Elle met en scène un chien de chasse vif et efficace qui fait la joie de son maître. Mais alors qu’il vieillit et perd de son énergie, il est relégué à la tâche de gardien de troupeaux. Une seule personne le plaint : l’ancien intendant, dont le sort est très similaire puisque du fait de son âge il a été destitué de son poste et occupe à présent la fonction beaucoup moins prestigieuse d’économe.
On retrouve chez le fabuliste latin Phèdre (qui naquit vers 14 avant J.-C. et mourut vers 50 après J.-C.) une histoire assez semblable de chien de chasse réprimandé par son maître pour la seule raison qu’il est moins vigoureux qu’avant : « Le Chien et le chasseur ». Contrairement à la plupart de ses autres fables, Phèdre n’y fait pas figurer de morale – une caractéristique qu’on retrouve dans l’ensemble de celles de Krasicki. Elle est reprise à la Renaissance par l’homme de lettres français Gilles Corrozet (1510-1568), avec « Le Vieux Chien et son maître » (1542) : lui aussi se dispense de morale, mais il insiste longuement sur l’hypocrisie et la nature intéressée de l’amour que le second portait au premier.
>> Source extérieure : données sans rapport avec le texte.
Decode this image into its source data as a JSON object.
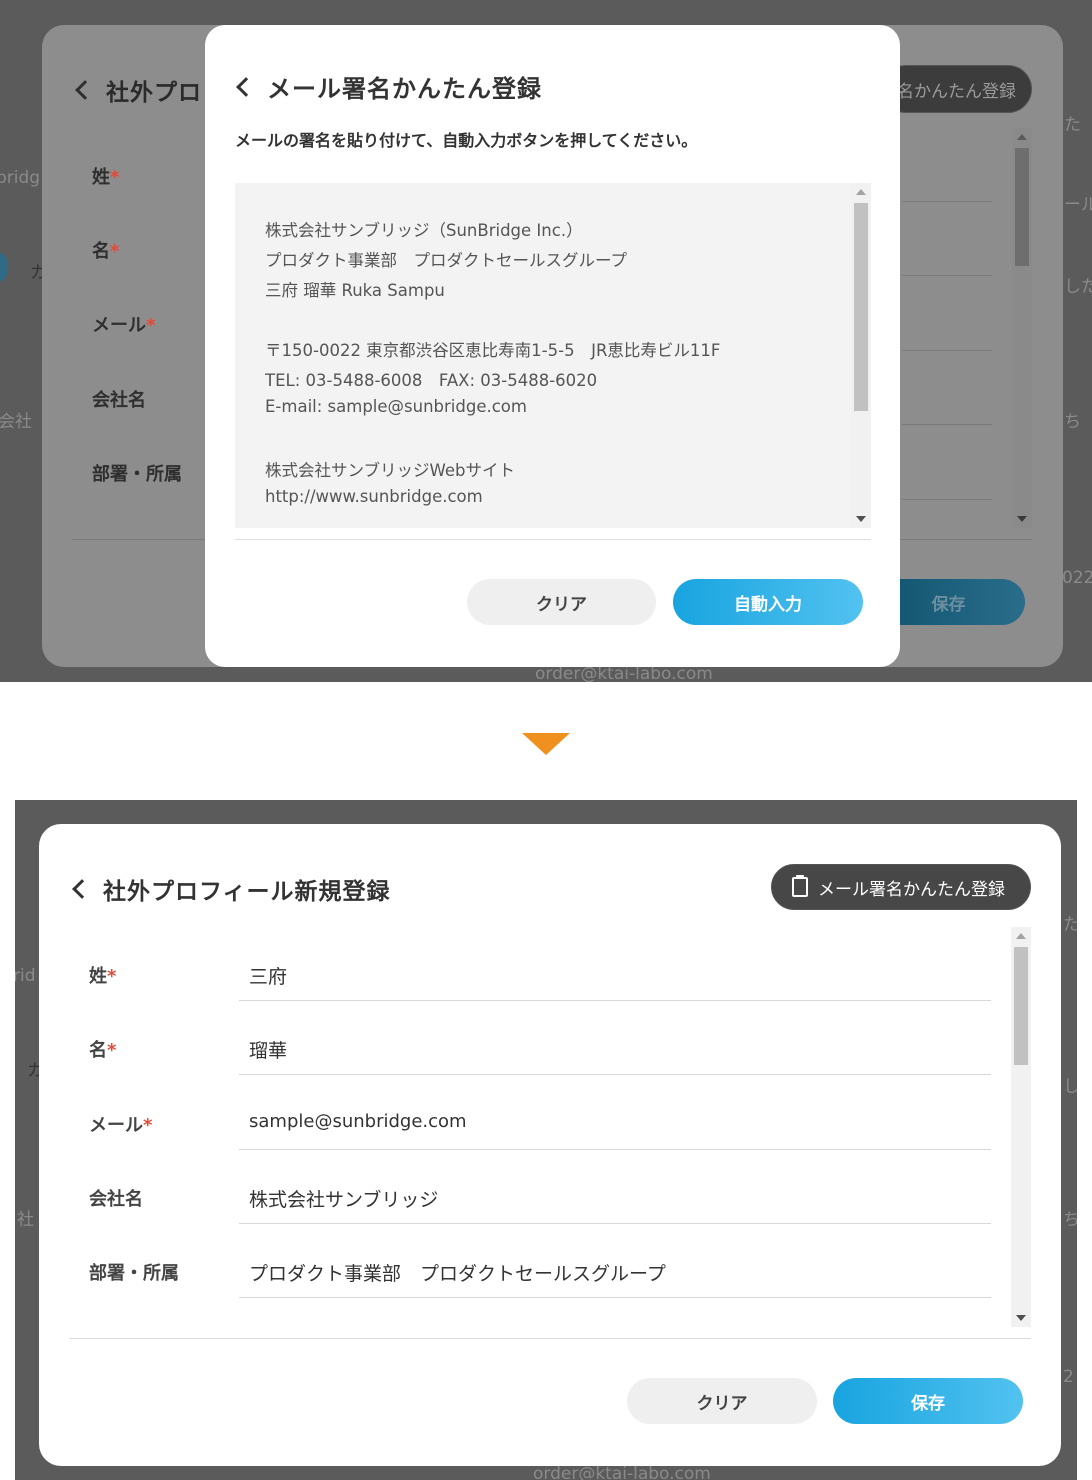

En introduisant le personnage du vieil intendant, déclassé comme le chien âgé, Krasicki donne à l’histoire une dimension plus sociale. En outre, il met plutôt en avant la notion de compassion. Ainsi, alors que le chien représente les injustices que peuvent subir tant les humains que les animaux lorsqu’ils prennent de l’âge, cet intendant se montre compatissant envers lui. Il est toutefois la seule personne à le plaindre, montrant qu’il faut avoir subi le sort des autres pour les comprendre - ou au moins qu’il faut savoir se mettre à leur place.